Python's f-strings are actually safer. Use them!
String formatting may be dangerous when a format string depends on untrusted data. So, when using str.format() or %-formatting, it's important to use static format strings, or to sanitize untrusted parts before applying the formatter function. In contrast, f-strings aren't actually plain strings, but more like syntactic sugar for concatenating strings and expressions. As such, an f-string's format is predetermined and doesn't allow dynamic (potentially untrusted) parts in the first place.
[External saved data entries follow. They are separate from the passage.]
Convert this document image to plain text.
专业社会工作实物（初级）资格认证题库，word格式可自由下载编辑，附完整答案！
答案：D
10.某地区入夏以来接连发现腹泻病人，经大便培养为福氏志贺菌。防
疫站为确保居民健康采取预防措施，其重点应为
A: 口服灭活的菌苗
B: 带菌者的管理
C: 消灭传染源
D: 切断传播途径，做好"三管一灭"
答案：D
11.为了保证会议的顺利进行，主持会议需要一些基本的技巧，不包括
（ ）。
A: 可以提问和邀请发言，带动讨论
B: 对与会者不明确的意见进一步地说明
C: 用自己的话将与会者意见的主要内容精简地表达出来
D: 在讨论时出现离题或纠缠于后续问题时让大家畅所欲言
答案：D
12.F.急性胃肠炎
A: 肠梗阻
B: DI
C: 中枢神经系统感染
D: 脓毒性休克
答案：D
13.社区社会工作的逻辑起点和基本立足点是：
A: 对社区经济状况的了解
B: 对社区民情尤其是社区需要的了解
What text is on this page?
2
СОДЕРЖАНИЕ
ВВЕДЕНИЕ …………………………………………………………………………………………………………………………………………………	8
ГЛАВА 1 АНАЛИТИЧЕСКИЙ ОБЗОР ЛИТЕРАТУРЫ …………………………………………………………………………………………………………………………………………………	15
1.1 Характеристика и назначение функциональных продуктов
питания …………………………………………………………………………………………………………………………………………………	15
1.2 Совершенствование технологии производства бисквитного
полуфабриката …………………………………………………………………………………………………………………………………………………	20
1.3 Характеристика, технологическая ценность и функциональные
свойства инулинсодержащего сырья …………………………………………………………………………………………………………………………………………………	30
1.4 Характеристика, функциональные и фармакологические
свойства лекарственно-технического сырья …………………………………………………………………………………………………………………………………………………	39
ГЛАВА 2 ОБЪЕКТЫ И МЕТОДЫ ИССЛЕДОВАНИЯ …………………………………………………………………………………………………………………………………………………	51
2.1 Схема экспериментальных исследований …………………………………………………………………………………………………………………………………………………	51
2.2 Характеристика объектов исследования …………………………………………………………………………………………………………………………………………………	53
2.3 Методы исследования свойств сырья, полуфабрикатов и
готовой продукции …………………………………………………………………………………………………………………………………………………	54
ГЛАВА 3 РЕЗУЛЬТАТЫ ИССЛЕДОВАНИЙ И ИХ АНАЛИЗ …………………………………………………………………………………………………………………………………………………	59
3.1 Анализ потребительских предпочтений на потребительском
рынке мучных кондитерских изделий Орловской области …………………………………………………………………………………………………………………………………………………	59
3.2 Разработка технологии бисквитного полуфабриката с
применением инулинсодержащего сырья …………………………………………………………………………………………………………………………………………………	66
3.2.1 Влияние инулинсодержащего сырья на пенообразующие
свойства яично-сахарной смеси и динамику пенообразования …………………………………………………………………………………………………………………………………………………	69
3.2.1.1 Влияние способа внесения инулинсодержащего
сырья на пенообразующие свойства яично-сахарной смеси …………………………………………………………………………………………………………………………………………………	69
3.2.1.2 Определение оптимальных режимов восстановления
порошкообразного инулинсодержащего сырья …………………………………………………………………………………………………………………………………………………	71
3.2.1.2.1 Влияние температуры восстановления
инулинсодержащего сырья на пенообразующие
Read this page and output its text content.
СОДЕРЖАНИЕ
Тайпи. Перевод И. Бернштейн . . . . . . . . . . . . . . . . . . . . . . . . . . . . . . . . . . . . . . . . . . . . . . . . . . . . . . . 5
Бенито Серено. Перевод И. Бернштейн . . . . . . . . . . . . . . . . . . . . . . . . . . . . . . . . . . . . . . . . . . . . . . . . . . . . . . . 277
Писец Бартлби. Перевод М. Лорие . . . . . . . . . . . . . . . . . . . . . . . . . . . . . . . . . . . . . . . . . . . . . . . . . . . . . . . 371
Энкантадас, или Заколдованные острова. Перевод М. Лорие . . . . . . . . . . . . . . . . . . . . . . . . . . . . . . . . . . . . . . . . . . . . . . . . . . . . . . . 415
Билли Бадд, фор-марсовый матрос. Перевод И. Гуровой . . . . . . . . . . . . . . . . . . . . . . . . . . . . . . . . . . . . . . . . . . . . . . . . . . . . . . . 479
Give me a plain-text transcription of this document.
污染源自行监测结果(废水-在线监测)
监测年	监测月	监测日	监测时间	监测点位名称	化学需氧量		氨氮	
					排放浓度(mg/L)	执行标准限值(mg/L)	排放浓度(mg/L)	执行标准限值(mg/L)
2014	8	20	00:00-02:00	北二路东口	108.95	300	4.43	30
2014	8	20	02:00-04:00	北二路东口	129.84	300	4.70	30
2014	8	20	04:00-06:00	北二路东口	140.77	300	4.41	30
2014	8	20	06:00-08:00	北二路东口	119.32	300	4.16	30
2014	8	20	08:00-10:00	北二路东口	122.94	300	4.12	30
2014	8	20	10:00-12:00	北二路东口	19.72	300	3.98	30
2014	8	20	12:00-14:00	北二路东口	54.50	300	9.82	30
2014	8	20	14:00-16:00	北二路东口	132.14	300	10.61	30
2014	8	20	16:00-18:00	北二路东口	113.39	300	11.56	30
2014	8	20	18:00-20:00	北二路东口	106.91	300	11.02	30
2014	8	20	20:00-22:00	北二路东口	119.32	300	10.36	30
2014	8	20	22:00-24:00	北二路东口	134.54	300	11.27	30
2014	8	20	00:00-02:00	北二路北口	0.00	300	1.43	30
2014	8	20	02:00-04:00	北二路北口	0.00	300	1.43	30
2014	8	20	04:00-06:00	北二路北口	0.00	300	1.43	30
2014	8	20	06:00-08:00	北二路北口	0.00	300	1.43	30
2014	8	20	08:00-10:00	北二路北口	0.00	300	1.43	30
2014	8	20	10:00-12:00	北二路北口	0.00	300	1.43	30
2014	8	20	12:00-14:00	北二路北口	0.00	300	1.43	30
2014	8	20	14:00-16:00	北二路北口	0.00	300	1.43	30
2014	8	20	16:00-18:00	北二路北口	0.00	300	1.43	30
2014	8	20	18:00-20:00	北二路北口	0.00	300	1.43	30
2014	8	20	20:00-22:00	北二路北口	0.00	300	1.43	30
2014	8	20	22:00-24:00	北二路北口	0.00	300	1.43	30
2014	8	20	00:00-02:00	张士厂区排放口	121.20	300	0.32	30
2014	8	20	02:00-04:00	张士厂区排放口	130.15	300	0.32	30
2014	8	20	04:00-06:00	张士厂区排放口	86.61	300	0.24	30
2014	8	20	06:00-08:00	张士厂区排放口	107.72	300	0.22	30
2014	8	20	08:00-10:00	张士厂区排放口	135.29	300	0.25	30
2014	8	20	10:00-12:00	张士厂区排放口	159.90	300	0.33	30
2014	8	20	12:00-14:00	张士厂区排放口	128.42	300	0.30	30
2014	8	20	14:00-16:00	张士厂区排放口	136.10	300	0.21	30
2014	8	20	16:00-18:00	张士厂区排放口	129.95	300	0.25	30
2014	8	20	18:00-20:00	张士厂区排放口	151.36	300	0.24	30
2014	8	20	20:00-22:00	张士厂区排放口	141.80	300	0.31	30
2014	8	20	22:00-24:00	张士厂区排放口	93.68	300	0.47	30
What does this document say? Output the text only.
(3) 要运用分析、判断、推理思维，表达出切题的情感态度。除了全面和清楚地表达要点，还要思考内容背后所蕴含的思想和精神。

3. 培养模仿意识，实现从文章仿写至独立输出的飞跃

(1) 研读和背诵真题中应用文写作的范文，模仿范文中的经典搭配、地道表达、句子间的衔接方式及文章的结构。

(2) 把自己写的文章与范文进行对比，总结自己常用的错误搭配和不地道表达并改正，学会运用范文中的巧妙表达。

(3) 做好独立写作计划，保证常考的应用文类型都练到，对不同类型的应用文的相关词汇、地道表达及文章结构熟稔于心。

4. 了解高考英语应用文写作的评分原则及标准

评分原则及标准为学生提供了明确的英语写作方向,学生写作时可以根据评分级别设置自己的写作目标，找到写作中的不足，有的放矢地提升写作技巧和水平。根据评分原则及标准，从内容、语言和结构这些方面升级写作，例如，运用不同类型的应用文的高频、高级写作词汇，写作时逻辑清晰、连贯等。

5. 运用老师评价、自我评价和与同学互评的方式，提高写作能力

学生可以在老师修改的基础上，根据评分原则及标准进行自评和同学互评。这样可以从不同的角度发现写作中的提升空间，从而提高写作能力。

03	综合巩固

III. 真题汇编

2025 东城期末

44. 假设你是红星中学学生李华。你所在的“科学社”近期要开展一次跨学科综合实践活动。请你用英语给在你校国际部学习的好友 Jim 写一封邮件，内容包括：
Old-style formatting with str.format()
>>> data_str = 'bob'
>>> format_str = 'hello {name}!'
>>> format_str.format(name=data_str)
'hello bob!'
Here, your Python interpreter doesn't know the difference between a data string and a format string. It just calls a function, str.format(), which runs a replacement algorithm on the format string value at the moment of execution. So, expectedly, the format is just a plain string with curly braces in it:
>>> import dis
>>> dis.dis("'hello {name}!'")
1 0 LOAD_CONST 0 ('hello {name}!')
2 RETURN_VALUE
New-style formatting with f-strings
>>> data_str = 'bob'
>>> f'hello {data_str}!'
'hello bob!'
Here, f'hello {data_str}!' may look like a string constant, but it's not. The interpreter doesn't parse the part between {...} as part of the string that may be expanded later, but as a separate expression:
>>> dis.dis("f'hello {name}!'")
1 0 LOAD_CONST 0 ('hello ')
2 LOAD_NAME 0 (name)
4 FORMAT_VALUE 0
6 LOAD_CONST 1 ('!')
8 BUILD_STRING 3
10 RETURN_VALUE
So, think of "hi {sys.argv[1]}" as (approximately) syntactical sugar for "hi " + sys.argv[1]. At run time, the interpreter doesn't even really know or care that you used an f-string. It just sees instructions to build a string from a the constant "hi " and the formatted value of sys.argv[1].
Vulnerable example
Here is a sample web app which uses str.format() in a vulnerable way:
from http.server import HTTPServer, BaseHTTPRequestHandler
secret = 'abc123'
class Handler(BaseHTTPRequestHandler):
name = 'funtimes'
msg = 'welcome to {site.name}'
def do_GET(self):
res = ('<title>' + self.path + '</title>\n' + self.msg).format(site=self)
self.send_response(200)
self.send_header('content-type', 'text/html')
self.end_headers()
self.wfile.write(res.encode())
HTTPServer(('localhost', 8888), Handler).serve_forever()
$ python3 example.py
$ curl 'http://localhost:8888/test'
<title>/test</title>
welcome to funtimes
Attack
When the res string is built, it usesself.path as part of the format string. Since self.path is user-controlled, we can use it to alter the format string and e.g. exfiltrate the global variable secret:
$ curl -g 'http://localhost:8888/XXX{site.do_GET.__globals__[secret]}'
<title>/XXXabc123</title>
welcome to funtimes
If this basic language feature were this flawed, it probably wouldn't be a feature at all. As long as the contents of the format string are controlled by the programmer at development time, there is nothing that a user can do to abuse them.
The contents of the curly braces are evaluated, but the result of that evaluation is not evaluated again (i.e. sys.argv[1] is evaluated to "1+1", but is not evaluated again, like you have seen).
The problem arises when a user is able to to inject data into a string before it is formatted; see this challenge example. While this is not for an f-string, it is a good demonstration of the attacks that are possible if the user is allowed to control the formatting.